# Thread: find m and b for min. expression.

1. ## find m and b for min. expression.

Find all real values of $m$ and $b$ for which $\sum_{j=1}^{50}(j^2+mj+b)^2$ is Minimum.

2. Originally Posted by jacks
Find all real values of $m$ and $b$ for which $\sum_{j=1}^{50}(j^2+mj+b)^2$ is Minimum.
First you will need to remember how to sum the the first n integers and their squares and the cubes.

$\displaystyle \sum_{j=1}^{n}j=\frac{n(n+1)}{2}$

$\displaystyle \sum_{j=1}^{n}j^2=\frac{n(n+1)(2n+1)}{6}$

$\displaystyle \sum_{j=1}^{n}j^3=\left[\frac{n(n+1)}{2}\right]$

Now the function you want to minimize is

$\displaystyle f(m,b)=\sum_{j=1}^{50}(j^2+mj+b)^2$

$\displaystyle \frac{df}{dm}=\sum_{j=1}^{50}2(j^2+mj+b)j$

$\displaystyle \frac{df}{db}=\sum_{j=1}^{50}2(j^2+mj+b)$

$\displaystyle \frac{d^2f}{dm^2}=\sum_{j=1}^{50}2j^2$

$\displaystyle \frac{d^2f}{db^2}=\sum_{j=1}^{50}2$

$\displaystyle \frac{d^2f}{dmdb}=\frac{d^2f}{dbdm} = \sum_{j=1}^{50}2j$

Can you finish using the 2nd derivative test from here?

3. Originally Posted by TheEmptySet
First you will need to remember how to sum the the first n integers and their squares and the cubes.

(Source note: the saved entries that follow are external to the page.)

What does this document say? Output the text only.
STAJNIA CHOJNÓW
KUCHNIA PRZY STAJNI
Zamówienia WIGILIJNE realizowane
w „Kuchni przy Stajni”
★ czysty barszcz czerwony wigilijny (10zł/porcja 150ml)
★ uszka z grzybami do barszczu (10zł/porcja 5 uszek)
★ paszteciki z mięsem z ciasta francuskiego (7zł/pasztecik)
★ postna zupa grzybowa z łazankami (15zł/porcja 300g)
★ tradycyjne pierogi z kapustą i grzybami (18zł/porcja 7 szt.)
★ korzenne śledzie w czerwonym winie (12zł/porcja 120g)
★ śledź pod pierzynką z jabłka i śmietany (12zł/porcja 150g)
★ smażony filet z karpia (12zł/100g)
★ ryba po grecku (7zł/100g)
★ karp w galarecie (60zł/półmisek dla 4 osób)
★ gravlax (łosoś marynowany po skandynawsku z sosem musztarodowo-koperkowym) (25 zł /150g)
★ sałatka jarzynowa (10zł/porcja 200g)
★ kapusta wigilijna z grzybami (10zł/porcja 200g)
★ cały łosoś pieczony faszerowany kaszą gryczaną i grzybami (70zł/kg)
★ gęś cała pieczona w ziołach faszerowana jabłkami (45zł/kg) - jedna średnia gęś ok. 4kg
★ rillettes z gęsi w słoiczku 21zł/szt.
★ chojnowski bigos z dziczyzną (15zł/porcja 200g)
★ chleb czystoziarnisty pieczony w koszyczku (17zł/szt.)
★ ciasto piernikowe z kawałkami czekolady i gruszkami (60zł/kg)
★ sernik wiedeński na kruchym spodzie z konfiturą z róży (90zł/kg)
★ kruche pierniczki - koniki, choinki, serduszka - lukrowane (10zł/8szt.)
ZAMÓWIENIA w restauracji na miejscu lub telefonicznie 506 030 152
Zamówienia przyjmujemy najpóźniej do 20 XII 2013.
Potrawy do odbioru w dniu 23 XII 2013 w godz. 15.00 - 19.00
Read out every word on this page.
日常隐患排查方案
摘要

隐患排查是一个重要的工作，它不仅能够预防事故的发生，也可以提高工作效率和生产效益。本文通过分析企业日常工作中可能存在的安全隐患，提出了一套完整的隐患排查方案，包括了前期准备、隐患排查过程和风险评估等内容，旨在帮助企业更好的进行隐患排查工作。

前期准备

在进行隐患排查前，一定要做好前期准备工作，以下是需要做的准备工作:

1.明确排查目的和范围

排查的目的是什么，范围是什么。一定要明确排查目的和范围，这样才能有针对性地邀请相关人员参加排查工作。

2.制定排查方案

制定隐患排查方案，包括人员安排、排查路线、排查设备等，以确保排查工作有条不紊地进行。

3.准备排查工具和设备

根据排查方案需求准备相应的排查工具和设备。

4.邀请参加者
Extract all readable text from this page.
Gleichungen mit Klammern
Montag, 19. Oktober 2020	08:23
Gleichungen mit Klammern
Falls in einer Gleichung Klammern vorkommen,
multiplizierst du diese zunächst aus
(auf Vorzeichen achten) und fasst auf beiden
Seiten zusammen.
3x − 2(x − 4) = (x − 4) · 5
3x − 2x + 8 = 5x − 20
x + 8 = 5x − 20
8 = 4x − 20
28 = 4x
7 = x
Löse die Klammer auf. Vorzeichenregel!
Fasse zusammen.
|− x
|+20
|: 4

$\displaystyle \sum_{j=1}^{n}j=\frac{n(n+1)}{2}$

$\displaystyle \sum_{j=1}^{n}j^2=\frac{n(n+1)(2n+1)}{6}$

$\displaystyle \sum_{j=1}^{n}j^3=\left[\frac{n(n+1)}{2}\right]$

Now the function you want to minimize is

$\displaystyle f(m,b)=\sum_{j=1}^{50}(j^2+mj+b)^2$

$\displaystyle \frac{df}{dm}=\sum_{j=1}^{50}2(j^2+mj+b)j$

$\displaystyle \frac{df}{db}=\sum_{j=1}^{50}2(j^2+mj+b)$

$\displaystyle \frac{d^2f}{dm^2}=\sum_{j=1}^{50}2j^2$

$\displaystyle \frac{d^2f}{db^2}=\sum_{j=1}^{50}2$

$\displaystyle \frac{d^2f}{dmdb}=\frac{d^2f}{dbdm} = \sum_{j=1}^{50}2j$

Can you finish using the 2nd derivative test from here?
I should probably mention that all the derivatives involved are partial derivatives.